CÓMO MEJORAR LA CONVIVENCIA CUANDO LA EDAD O LA ENFERMEDAD SON OBSTÁCULO

CÓMO MEJORAR LA CONVIVENCIA CUANDO LA EDAD

 O LA ENFERMEDAD SON OBSTÁCULO

 

         El Instituto Humanitate una de las tres vertientes en las que desarrolla su actividad de formación y ayuda a la sociedad es la destinada a religiosas, religiosos, sacerdotes y personas de vida consagrada de diferentes comunidades y congregaciones.

            Aquí, en el Monasterio de Benedictinas de León (Carbajalas), el día catorce de mayo, se reunieron veinticinco personas interesadas en gestionar anomalías de convivencia originadas por los cambios psicológicos en la ancianidad, el cansancio físico o experiencias acumuladas a lo largo de la vida.

             Dirigió este interesante y práctico trabajo de reconocimiento y aceptación de las oscuridades que aparecen en esta etapa de la vida, María Teresa Lancis, Licenciada en Psicología por la Universidad Pontificia de Comillas y geriatra, con experiencia de acompañamiento psicológico, desde hace varios años, en distintas Congregaciones Religiosas.

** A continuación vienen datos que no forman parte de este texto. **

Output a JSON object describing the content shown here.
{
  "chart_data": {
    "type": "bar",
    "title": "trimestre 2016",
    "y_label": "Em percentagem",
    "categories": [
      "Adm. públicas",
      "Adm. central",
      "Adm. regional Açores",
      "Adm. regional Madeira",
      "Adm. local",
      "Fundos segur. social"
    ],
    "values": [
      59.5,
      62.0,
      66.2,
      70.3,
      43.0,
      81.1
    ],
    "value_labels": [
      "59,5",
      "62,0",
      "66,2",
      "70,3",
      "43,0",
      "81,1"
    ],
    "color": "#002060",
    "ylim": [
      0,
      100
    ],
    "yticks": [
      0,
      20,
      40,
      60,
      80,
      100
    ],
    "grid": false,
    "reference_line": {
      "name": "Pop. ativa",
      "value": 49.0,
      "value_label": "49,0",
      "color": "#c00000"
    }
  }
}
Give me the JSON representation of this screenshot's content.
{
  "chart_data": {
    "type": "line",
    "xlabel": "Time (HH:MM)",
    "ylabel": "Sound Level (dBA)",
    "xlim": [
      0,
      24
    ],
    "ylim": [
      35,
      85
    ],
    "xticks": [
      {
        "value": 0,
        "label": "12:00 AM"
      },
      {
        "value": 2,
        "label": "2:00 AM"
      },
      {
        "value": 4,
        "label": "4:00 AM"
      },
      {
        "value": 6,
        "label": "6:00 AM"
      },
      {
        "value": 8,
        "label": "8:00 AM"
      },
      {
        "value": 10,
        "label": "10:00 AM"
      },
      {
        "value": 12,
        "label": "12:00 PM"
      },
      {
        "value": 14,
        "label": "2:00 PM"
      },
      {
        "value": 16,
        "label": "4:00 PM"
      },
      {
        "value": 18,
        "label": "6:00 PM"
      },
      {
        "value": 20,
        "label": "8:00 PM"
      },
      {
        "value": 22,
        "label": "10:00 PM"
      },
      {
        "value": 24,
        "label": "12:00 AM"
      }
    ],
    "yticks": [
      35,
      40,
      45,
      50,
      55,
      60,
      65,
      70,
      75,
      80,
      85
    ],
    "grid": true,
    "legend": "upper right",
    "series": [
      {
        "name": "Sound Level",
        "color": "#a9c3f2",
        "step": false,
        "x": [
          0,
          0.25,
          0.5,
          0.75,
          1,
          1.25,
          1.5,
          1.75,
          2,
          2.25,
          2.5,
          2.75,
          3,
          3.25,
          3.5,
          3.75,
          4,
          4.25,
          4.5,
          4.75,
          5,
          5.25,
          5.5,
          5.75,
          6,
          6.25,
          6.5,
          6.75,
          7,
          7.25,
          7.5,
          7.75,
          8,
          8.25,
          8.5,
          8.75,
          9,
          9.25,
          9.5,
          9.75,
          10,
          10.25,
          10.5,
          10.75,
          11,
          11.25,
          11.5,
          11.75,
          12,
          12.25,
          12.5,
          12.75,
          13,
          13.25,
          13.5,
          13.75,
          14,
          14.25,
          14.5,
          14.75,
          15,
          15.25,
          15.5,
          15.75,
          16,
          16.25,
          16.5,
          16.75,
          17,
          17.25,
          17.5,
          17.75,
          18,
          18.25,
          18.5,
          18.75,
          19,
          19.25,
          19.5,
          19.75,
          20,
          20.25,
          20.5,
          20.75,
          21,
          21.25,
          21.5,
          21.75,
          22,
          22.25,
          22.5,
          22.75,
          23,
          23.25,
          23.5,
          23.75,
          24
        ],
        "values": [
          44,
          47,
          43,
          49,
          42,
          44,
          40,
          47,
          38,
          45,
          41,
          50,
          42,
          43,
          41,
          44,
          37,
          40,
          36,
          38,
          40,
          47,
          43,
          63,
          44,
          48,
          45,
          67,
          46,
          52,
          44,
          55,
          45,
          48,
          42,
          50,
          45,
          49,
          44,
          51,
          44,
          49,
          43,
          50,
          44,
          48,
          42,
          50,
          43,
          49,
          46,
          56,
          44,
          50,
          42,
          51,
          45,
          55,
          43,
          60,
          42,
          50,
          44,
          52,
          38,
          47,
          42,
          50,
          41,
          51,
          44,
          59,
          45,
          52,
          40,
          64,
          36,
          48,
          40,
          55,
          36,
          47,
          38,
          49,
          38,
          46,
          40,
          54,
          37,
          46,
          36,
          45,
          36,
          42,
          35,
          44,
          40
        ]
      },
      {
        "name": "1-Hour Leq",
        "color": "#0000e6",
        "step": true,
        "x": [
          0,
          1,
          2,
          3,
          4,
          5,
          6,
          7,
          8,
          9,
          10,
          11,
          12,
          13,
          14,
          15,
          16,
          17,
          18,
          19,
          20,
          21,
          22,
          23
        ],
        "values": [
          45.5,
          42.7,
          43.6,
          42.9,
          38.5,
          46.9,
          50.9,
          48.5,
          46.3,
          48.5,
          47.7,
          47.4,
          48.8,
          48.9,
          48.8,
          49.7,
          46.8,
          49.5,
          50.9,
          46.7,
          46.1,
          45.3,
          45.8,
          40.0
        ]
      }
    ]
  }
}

Comenta: “La vida nos pide llevar a cabo la vocación” en una doble situación anímica; Crisis -considerada como “oportunidad”- ser creativos, por ejemplo y la actitud de “ansiedad”, productora de agobio, desequilibrio emocional... Concluye: “Aprender a vivir con esas dos tensiones”.

¿Cómo conseguir el bienestar total.

     La profesora Lancis presentó una larga enumeración de posibilidades: Ganas de vivir, buscar solución a los problemas, mantener alta la propia estima, cultivar pensamientos positivos, sentirnos útiles, seguir activos, buscar personas y actividades que nos agraden, defender la autonomía en todas las edades, etc.

     Orientó su disertación y diálogo hacia las enfermedades de la mente. “En España hay un millón de enfermos mentales” Y lo repite. Se silencia este nombre por temor de ser catalogados como dementes. Insistió mucho en que cada paciente tenga su diagnóstico, y que se le ayude a ponerlo en práctica.

            Trató ampliamente de las situaciones de neurosis y psicosis. Dio a la primera un carácter general (todos estamos afectados, al menos en un “puntito”). Recomienda “contacto con la realidad objetiva”. En la psicosis el paciente carece de conciencia de enfermedad. Oscila entre euforia y depresión. Pérdida de conciencia... Consecuencias: ¡hasta 3.200 suicidios al año!

            Actitudes que ayudan a superar estos trastornos: Ser acompañados por personas que transmitan serenidad. Estar pendientes de las personas necesitadas de ayuda. Escuchar activamente, establecer diálogo...

             Trató del envejecimiento que se produce ya desde que se comienza a vivir. “Atención a los cambios psicológicos que van apareciendo, a los cambios cognitivos del pensamiento, los emocionales, desgaste del organismo” ... No es aceptable esta igualdad que se cree, son conceptos diferentes: Edad=vejez: La edad trae consigo: Organismo desgastado o agentes que dificultan la realización de la persona. La vejez es consecuencia de trastornos por enfermedad, carencia de entusiasmo, flojedad e incapacidad emotiva, etc.

A estas cotas alcanzadas en la vida se añaden las pérdidas de personas amadas, lugares, poderes... La pérdida supone ya un proceso de despedida. Conviene hacer duelo, cuando se produzca, y no acumular duelo sobre duelo...

            La profesora añadió al apartado de las pérdidas: Cambios en la personalidad, de atributos personales; introversión (nos encerramos); conformismo, pereza para hacer comunidad (sociabilidad), se hacen cosas sin pensar; aparece la frustración y la rigidez en las personas, sin pensar que todo va cambiando, etc.

            Habilidades que mejoran la convivencia:

                         a) Aceptar a la otra persona como es, incondicionalmente. A esto lo llamó experiencia “cumbre”, aceptar sin repulsa, tal como es.

                   b) Coherencia: eso que pienso y siento están en la misma línea y lo hago. Genera confianza. (Tiene su dificultad).

                       c) Empatía. Ponerse en lugar del otro, sintonizo. Entender al otro desde mi lugar.                                                                    d)Transmitir seguridad. Generar confianza. Evitar juicios de valor.

                        e) Asertividad: Darle la razón, sin menoscabar los derechos de los otros.

             Los asistentes al curso aprobaron con sus aplausos las orientaciones recibidas y felicitaron a María Teresa Lancis por sus palabras de sabiduría corroboradas por la propia experiencia.